The Elder Scrolls series
- Developer: Bethesda Softworks Bethesda Game Studios Vir2L Studios TKO Software ZeniMax Online Studios Dire Wolf Digital
- Publisher: Bethesda Softworks
- Year: 1994 – 2015
- Genre: RPG
- Platform/s: Various
The Elder Scrolls series was mentioned by many respondents to the Queer Representation (2016) survey, highlighting its respresentation of sexuality, relationships, and gender, as well as its use of pronouns and its character creation system.
Elder Scrolls Online was highlighted for its normalising of same-gender relationships, treating these as normal. Characters are never given the option to comment on this. Same-gender relationship options are given to characters throughout The Elder Scrolls series, with characters marrying the player-character without issue, although this does lend itself towards issues of playersexuality. Some respondents loved how simplified the relationship management system is in games like Skyrim, where you present a romanceable character with a medal and they will marry you. One respondent said that this simplicity allows the player to create their own narrative, with the player-character able to live the life they would like with their spouse.
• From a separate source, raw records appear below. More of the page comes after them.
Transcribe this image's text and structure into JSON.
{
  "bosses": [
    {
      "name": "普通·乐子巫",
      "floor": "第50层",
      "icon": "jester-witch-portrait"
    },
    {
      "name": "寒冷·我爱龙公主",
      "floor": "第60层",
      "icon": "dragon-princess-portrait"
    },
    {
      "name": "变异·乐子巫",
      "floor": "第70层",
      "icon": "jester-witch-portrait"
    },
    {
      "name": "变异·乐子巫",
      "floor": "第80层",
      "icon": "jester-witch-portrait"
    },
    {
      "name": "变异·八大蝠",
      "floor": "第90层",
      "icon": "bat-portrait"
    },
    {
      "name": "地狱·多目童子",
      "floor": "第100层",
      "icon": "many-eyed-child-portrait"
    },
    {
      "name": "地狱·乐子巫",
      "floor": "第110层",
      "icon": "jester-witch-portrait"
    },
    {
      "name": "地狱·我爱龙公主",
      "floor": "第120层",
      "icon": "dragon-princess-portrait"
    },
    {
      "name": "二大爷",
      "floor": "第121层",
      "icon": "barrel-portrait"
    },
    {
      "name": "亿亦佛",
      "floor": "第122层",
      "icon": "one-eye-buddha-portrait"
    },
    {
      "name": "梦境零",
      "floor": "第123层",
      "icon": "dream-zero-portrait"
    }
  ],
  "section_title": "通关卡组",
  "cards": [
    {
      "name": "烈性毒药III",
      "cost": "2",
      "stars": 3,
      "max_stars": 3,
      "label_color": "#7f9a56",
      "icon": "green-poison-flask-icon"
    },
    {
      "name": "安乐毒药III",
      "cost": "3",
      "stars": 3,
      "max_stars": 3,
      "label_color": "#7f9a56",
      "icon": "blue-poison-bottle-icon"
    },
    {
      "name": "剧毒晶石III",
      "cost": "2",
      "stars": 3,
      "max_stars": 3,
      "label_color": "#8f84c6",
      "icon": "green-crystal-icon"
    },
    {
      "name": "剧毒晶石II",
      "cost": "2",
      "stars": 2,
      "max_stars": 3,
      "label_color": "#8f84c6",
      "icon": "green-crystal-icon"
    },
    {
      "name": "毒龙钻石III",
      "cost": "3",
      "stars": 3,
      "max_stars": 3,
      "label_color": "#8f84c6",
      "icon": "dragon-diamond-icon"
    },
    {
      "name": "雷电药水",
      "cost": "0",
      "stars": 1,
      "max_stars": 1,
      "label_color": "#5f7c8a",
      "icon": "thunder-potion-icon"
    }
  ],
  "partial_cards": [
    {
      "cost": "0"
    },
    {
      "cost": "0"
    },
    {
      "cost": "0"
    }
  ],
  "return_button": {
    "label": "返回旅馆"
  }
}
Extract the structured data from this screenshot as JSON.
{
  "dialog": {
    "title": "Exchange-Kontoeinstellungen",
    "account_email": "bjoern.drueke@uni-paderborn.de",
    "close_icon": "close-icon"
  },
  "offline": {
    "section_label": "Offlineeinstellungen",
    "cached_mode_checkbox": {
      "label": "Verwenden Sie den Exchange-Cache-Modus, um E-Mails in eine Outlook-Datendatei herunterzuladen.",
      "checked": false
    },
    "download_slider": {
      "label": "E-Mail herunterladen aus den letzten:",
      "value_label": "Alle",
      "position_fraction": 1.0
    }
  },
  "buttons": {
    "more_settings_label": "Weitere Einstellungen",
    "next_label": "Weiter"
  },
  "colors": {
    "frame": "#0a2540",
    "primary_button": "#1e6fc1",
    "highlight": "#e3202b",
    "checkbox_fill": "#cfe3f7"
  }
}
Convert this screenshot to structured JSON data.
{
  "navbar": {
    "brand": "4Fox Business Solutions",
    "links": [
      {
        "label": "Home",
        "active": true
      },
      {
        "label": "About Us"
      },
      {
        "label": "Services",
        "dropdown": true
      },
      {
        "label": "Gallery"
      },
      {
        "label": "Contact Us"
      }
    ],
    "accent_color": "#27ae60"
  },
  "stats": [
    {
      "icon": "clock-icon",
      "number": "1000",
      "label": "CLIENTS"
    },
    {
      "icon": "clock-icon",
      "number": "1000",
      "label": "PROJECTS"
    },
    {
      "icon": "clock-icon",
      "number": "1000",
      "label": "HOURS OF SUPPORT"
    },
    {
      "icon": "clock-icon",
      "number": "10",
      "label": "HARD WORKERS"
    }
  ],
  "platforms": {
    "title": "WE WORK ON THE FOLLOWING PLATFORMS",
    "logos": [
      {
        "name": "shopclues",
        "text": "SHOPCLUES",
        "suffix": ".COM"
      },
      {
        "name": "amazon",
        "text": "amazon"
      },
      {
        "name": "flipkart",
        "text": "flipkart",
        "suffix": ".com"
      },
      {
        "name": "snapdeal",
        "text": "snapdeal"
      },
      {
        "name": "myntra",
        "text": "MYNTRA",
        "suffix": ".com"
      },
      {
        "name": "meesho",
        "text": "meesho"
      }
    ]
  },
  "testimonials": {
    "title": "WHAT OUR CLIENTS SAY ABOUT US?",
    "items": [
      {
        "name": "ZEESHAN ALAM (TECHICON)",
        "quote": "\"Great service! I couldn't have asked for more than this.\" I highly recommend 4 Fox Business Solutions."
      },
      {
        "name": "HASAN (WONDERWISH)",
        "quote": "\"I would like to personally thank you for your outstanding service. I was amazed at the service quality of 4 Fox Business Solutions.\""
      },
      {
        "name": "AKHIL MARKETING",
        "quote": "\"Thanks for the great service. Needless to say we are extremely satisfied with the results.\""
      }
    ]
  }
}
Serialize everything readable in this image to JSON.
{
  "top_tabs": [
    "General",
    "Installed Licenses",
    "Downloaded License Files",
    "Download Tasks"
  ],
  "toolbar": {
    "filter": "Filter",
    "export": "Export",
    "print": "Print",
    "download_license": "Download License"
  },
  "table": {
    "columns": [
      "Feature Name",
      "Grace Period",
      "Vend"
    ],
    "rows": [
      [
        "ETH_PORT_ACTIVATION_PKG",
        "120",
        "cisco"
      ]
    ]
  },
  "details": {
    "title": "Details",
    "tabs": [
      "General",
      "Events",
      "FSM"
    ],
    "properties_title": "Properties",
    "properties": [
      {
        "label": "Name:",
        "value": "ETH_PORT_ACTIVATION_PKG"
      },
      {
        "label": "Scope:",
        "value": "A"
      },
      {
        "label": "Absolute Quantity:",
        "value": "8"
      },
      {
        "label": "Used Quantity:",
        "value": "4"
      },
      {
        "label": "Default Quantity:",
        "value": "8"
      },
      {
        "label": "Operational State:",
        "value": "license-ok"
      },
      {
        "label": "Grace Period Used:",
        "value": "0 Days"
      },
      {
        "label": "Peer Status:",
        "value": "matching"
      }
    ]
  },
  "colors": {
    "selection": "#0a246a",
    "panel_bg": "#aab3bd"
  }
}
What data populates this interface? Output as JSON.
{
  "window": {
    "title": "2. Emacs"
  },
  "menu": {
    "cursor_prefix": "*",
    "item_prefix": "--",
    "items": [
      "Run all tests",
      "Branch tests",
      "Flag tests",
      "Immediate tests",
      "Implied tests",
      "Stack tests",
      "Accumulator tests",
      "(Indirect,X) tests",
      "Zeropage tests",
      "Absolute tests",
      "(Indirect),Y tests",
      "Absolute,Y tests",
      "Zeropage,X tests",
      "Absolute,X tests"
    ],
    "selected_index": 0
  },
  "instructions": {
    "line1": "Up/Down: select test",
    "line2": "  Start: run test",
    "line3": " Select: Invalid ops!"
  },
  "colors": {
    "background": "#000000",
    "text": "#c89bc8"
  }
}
Others disliked this simplicity, as it means that you never grow attached to the characters you romance. One respondent also noted that they particularly enjoyed the wedding scene in Skyrim, where all the characters that the player has helped through the narrative comes to be in the congregation.
One respondent mentioned that it is difficult to find romanceable women in Skyrim, particularly who have a connection to narrative, questlines, or clans. They felt that most of the men felt 'significant' to the world, but the women are less integral.
The player-character's gender is treated casually in The Elder Scrolls series, having little impact on the gameplay and the narrative. In Elder Scrolls Online, gender isn't used, with titles being prioritised. Gender pronouns are also rarely used in Skyrim, with dialogue favouring terms like 'the Dragonborn'. There seems to be a focus on a player-character's skills and abilities, rather than their gender.
Gods in The Elder Scrolls series can be gender fluid. For example, Boethiah is depicted as masculine in Daggerfall, Morrowind, and Oblivion, but is feminine in Skyrim, and has both feminine and masculine presentations in Elder Scrolls Online. Mephala is described as both male and female throughout the series, and the term 'hermaphrodite' is used to refer to her gender diverse presentation. Vivec is canonically nonbinary, and there are references to this and his bisexuality throughout the series. There is an autobiography in the game describing his relationship with the goddess Almalexia, and a (potentially non-consensual) marriage to a villianous male god. In his own words, Vivec describes himself as a 'magical hermaphrodite' and is associated with Mephala.
Respondents to the Queer Representation (2016) survey generally loved the character creators of The Elder Scrolls series. Freedom was often referred to as a positive in relation to these creators, though this freedom can lead to complexity that made the creators difficult to some respondents. There was praise for variety of body types and ethnicities that can be represented.